McDull – The Pork of Music (2012)

Rating:

Hong Kong. 2012.

Crew

Director – Brian Tse, Screenplay – Alice Mak & Brian Tse, Producers – Samuel Choy, He Zhikai & Yu Jie, Music – Ng Cheuk-yin, Production Design – Alice Mak & Yeung Hok-tak. Production Company – Sunwah Media/Toonmax Media/Well Talent.


Plot

The piglet McDull is a pupil at Springfield Kindergarten, one of the lowest ranking kindergartens in the city. With closure threatened, the principal decides to throw an alumni ball and calls for donations to save the school but this fails to produce anything. He decides that the only other option is to form a children’s choir with McDull and the other animals. This ends up being a surprise success.

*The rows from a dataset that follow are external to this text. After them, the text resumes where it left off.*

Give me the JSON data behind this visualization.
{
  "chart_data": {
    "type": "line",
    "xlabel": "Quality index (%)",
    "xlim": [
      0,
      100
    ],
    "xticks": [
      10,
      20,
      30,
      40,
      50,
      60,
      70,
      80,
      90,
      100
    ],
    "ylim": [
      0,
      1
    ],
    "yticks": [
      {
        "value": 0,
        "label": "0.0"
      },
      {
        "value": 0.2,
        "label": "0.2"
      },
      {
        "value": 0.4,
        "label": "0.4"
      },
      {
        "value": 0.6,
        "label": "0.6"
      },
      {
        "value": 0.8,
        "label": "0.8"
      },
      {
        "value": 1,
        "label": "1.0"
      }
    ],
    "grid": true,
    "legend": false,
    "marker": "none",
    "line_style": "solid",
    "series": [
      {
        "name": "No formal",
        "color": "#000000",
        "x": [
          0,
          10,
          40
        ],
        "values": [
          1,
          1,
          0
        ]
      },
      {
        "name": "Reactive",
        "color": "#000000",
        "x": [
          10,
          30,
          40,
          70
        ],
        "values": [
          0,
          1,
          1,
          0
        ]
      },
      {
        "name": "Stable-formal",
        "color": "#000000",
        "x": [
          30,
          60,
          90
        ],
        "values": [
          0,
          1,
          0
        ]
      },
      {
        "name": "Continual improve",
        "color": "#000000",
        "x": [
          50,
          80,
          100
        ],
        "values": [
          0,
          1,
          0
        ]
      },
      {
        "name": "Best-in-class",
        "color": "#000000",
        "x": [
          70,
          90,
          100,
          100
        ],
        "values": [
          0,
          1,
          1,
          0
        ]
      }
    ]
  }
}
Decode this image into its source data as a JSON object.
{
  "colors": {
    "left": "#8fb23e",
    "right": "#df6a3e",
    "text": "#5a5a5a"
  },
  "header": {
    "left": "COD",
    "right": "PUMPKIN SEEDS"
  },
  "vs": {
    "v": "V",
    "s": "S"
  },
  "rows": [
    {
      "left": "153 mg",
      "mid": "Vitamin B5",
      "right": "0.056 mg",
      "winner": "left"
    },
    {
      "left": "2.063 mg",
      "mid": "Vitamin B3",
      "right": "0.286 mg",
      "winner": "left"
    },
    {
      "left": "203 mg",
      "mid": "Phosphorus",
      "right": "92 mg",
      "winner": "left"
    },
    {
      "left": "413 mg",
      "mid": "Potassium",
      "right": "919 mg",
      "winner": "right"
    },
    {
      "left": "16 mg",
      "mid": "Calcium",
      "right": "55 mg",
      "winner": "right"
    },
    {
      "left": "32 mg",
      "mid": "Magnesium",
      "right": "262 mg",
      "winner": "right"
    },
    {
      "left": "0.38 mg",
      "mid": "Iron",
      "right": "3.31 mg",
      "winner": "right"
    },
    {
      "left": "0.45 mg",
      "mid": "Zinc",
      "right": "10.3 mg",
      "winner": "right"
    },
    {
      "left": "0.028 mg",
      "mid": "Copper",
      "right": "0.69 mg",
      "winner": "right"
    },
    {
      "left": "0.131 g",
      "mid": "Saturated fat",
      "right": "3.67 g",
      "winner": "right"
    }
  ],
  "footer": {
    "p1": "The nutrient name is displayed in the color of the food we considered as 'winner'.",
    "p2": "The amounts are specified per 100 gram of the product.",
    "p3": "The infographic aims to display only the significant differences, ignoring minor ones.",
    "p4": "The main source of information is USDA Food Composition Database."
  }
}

McDull is a popular Hong Kong comic-book character, centred around the escapades of hapless, not very successful pig child. A creation of cartoonist Alice Mak and writer Brian Tse, McDull first appeared as a supporting character in the McMug comic-strips in Mingpao magazine but grew to find his own popularity. Both McDull and McMug enjoy a great deal of success in Hong Kong and have been merchandised in a number of different mediums. There have been four previous animated feature films spun off around McDull with My Life as McDull (2001), McDull, Prince de la Bun (2004), McDull, The Alumni (2006) and McDull, Kung Fu Kindergarten (2009), all directed by Brian Tse.

The Pork of Music was my first exposure to the world of McDull. Possibly in not being Chinese, speaking Cantonese or familiar with everyday issues that concern people living in Hong Kong, I missed some of the film’s numerous in-jokes and satirical targets that seemed aimed at this audience. Nevertheless, the film on its own is a likeable piece of satire. It quickly launches into its intended targets with a sarcastic bite. The style of the animation and the acerbic sense of humour reminded one of Beavis and Butt-Head (1993– ), albeit a Beavis and Butt-Head reimagined with an amazingly vibrant colour palette. The film travels through a dysfunctional portrait of the worst kindergarten in Hong Kong, which it delivers with some amusement, especially when it comes to the scenes of the alumni charity event.

The main problem with McDull – The Pork of Music is that the sarcastic work it starts out as is very different to the film that it eventually ends up being. Once we get to the introduction of the children’s choir, the film starts to take itself surprisingly seriously for the most part. It essentially follows the well-worn plot arc of the rock band movie about the travails of a group trying to get their breaks. In the numerous scenes of the choir performing, the film becomes repetitive and it feels as though there is not enough material to fill out the running time. By the end of the film, with tributes to headmasters that have inspired and the end credits accompanied by a clip of a children’s choir, the tone has become mawkish and sentimental, which is something at almost complete remove from the satiric portrait of a kindergarten world that we started out watching.